(Calvary Chapel Bible Fellowship)
There are 28 square miles in Riverside County, California where Churches and worship centers are banned. Hotels, resorts, restaurants, conference centers, and even wedding chapels can be built there, just not churches or synagogues.
Calvary Chapel Bible Fellowship bought land and built a worship center located in the ‘Temecula Wine Country’ before the current zoning restrictions. Not only have churches now been banned from the Wine Country community but ‘Calvary Wine Country,’ as the church is now called, has weathered at least one legal effort to get them kicked out of their own property. Also their growing congregation needs a larger facility but the county will not give them approval to expand on their own property without legal action. Here’s the story from Charisma News:
Calvary Chapel Bible Fellowship filed a complaint in federal court against the County of Riverside, California, based on the United States Constitution and the Religious Land Use and Institutionalized Person’s Act of 2000. …
"This is a classic case for the federal religious land use law that protects churches and requires that zoning authorities treat religious assemblies on equal terms to other nonreligious assemblies,"

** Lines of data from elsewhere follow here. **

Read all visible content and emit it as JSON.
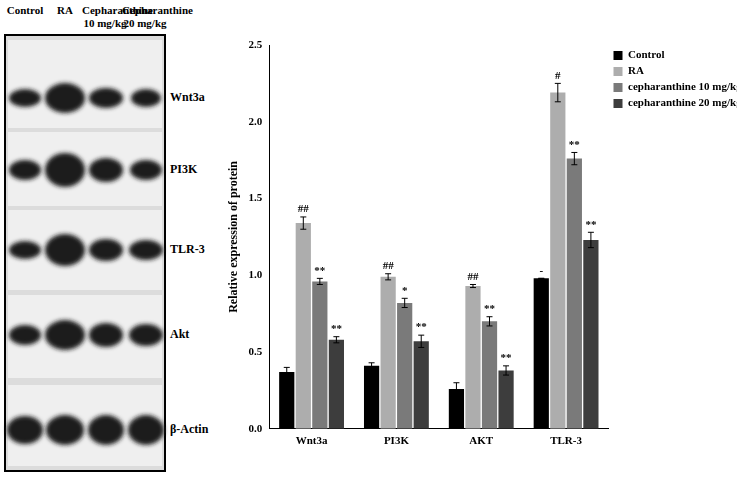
{
  "blot": {
    "lanes": [
      "Control",
      "RA",
      "Cepharanthine 10 mg/kg",
      "Cepharanthine 20 mg/kg"
    ],
    "rows": [
      "Wnt3a",
      "PI3K",
      "TLR-3",
      "Akt",
      "β-Actin"
    ]
  },
  "chart_data": {
    "type": "bar",
    "y_label": "Relative expression of protein",
    "categories": [
      "Wnt3a",
      "PI3K",
      "AKT",
      "TLR-3"
    ],
    "series": [
      {
        "name": "Control",
        "color": "#000000",
        "values": [
          0.37,
          0.41,
          0.26,
          0.98
        ],
        "errors": [
          0.03,
          0.02,
          0.04,
          0.0
        ],
        "significance": [
          null,
          null,
          null,
          "-"
        ]
      },
      {
        "name": "RA",
        "color": "#adadad",
        "values": [
          1.34,
          0.99,
          0.93,
          2.19
        ],
        "errors": [
          0.04,
          0.02,
          0.01,
          0.06
        ],
        "significance": [
          "##",
          "##",
          "##",
          "#"
        ]
      },
      {
        "name": "cepharanthine 10 mg/kg",
        "color": "#7a7a7a",
        "values": [
          0.96,
          0.82,
          0.7,
          1.76
        ],
        "errors": [
          0.02,
          0.03,
          0.03,
          0.04
        ],
        "significance": [
          "**",
          "*",
          "**",
          "**"
        ]
      },
      {
        "name": "cepharanthine 20 mg/kg",
        "color": "#3d3d3d",
        "values": [
          0.58,
          0.57,
          0.38,
          1.23
        ],
        "errors": [
          0.02,
          0.04,
          0.03,
          0.05
        ],
        "significance": [
          "**",
          "**",
          "**",
          "**"
        ]
      }
    ],
    "ylim": [
      0,
      2.5
    ],
    "yticks": [
      {
        "value": 0,
        "label": "0.0"
      },
      {
        "value": 0.5,
        "label": "0.5"
      },
      {
        "value": 1,
        "label": "1.0"
      },
      {
        "value": 1.5,
        "label": "1.5"
      },
      {
        "value": 2,
        "label": "2.0"
      },
      {
        "value": 2.5,
        "label": "2.5"
      }
    ],
    "grid": false,
    "legend": "right"
  }
}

said Robert Tyler, managing partner of Tyler & Bursch, LLP and counsel for Calvary Wine Country. He further commented,
"Calvary Wine Country has long desired to just be a good neighbor, to work cooperatively with the county and to provide a place of worship for the thousands of residents that live in the Wine Country."
<Read the whole article>
Response: Make no mistake, this is not just a problem in California, churches are being zoned out of many cities across America. We have addressed this issue on numerous occasions. Churches are having a difficult time getting approval to build on land in many different cities and states. In several instances churches have even had their property taken away from them through eminent domain. In one case so a Costco could build a store on it. In another case, a church agreed to pay a California city $20,000/mo. to offset the loss of tax revenue and to receive city permission to build on their property. A terrible precedence. Zoning has even been used on a number of occasions to shut down home Bible study groups in California and in Arizona.
Churches used to be looked upon as a necessary cultural and moral asset for society but now increasingly local authorities are more concerned about their tax base and the lack of potential revenue coming from worship centers.
In South Orange County CA where I lived for nearly 30 years, churches have had a difficult time finding property and getting permission to build. These were originally ‘planned communities’ that only provided a few lots for mainline denominations to build on. The majority of congregations there are still worshiping in rented halls, schools, or warehouses. There is no official ban against churches like Riverside has in wine country but nevertheless it is nearly impossible to get property rezoned for churches.